Dün bir genç geldi, zor kötek bir spor ayakkabı beğendi. Yaşı 25-30 arası gösteriyordu. Abi ayır bu ayakkabıyı babaannemden para isteyip geleceğim dedi. Gitti bir saat sonra geri geldi, babaannem bu kadar verdi dedi, ben de az bir kâr ile verdim. Babaanne ortalama 80 yaşında, torunu 30 yaşında. Çalışmayıp üretmeyip, zora gelmeyip babaannesinin emekli maaşına göz diken, bununla geçinen torun… Yazık, çok yazık! Maalesef ülkemizde böyle geçinen insan tipleri mevcut. Başkasının gemisiyle sahile çıkmaya çalışan. Gençse, daha yazık!
Havam olsun, karizmam olsun, şöhretim olsun, çok param pulum olsun, makamım, statüm olsun, evim arabam olsun, evimde hizmetçim olsun ama yatarak olsun, çalışmadan olsun, telefonun, televizyonun karşısında çay kahve içerken olsun, kendimi yormadan, germeden, üzmeden, sorumluluk almadan olsun diyen çarpık bir anlayış, düşünce türedi. Her şeye sahip olayım ama kolay yoldan, çalışmadan, üretmeden, sabah kalkıp işe gitmeden olsun diyen bir anlayış.

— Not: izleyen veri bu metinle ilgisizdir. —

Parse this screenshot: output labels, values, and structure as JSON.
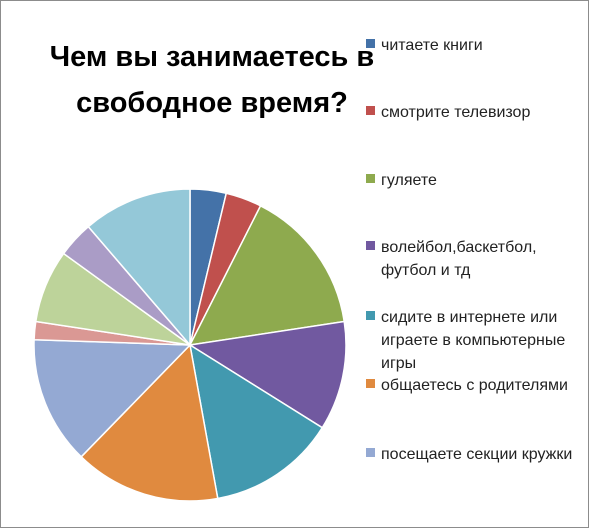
{
  "chart_data": {
    "type": "pie",
    "title_lines": [
      "Чем вы занимаетесь в",
      "свободное время?"
    ],
    "slices": [
      {
        "label": "читаете книги",
        "value": 3.8,
        "color": "#4472A8"
      },
      {
        "label": "смотрите телевизор",
        "value": 3.8,
        "color": "#C0504D"
      },
      {
        "label": "гуляете",
        "value": 15.4,
        "color": "#8EAA4E"
      },
      {
        "label": "волейбол,баскетбол, футбол и тд",
        "value": 11.5,
        "color": "#7159A0"
      },
      {
        "label": "сидите в интернете или играете в компьютерные игры",
        "value": 13.5,
        "color": "#4299AF"
      },
      {
        "label": "общаетесь с родителями",
        "value": 15.4,
        "color": "#E08A3F"
      },
      {
        "label": "посещаете секции кружки",
        "value": 13.5,
        "color": "#94A9D3"
      },
      {
        "label": "",
        "value": 1.9,
        "color": "#DA9894"
      },
      {
        "label": "",
        "value": 7.7,
        "color": "#BDD39A"
      },
      {
        "label": "",
        "value": 3.8,
        "color": "#AA9CC6"
      },
      {
        "label": "",
        "value": 11.5,
        "color": "#94C8D8"
      }
    ],
    "legend_position": "right"
  }
}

Yem çuvalı ile kağıt, plastik toplayarak geçimini sağlamaya çalışan, nâ-merde değil merde bile muhtaç olmamaya çalışan yaşlı insanları görüyorum, boyundan daha büyük çuvalları sırtlamış. Bir taraftan da yaşı çok genç ama çalışmaya yanaşmayan istedikleri alınmayınca da anne babasına veya yakınına eziyet veren, ortalığı birbirine katan, tembel, uyuşuk, rahatına düşkün insan tipi. En tehlikeli insan tipi bunlar. Hep hastadırlar, mağdur edebiyatı yaparlar, hep şikayet ederler, zora gelmez, sorumluluk almaz, bedava yaşayıp ölmek isterler.
Mehmet Akif der:
“Allah’a dayandım diye sen çıkma yataktan
Mânâ-yı tevekkül bu mudur? Hey gidi nâdan!”
“Kim ki bu dünyada kazanmazsa bir ekmek parası
Dostunun yüz karası düşmanın maskarası”
“Bir baksana yerler uyanık gökler uyanıktır
Dünya uyanıkken uyumak maskaralıktır”
“Allah’a dayan sa’ye sarıl hikmete râm ol
Yol varsa budur bilmiyorum başka çıkar yol”
Yaradan, yaşatan bize çalışma aşkı şevki versin, çalışmayı sevdirsin. Çalışmamak, bir ömür yük olmak zillettir.
Sonuç: Biz böyle değildik, bir şeyler oldu bize. Kolay olsun, hazır olsun, hızlı olsun der olduk. Batıdan esen yel bizi bozdu. İslam medeniyetinde istemenin de bir izzeti var. Çalışmak, çok çalışmak, üretmek. Kimseye yük olmamak için niyet edip çalışmak. Sabah yorganı üzerinden atıp, sabah güneşinden önce işe koyulan insan değerlidir, eli öpülür. Gece bir türlü yatmayı bilmeyen sabah da kalkmada zorlanan, önce kendini, geleceğini yakar.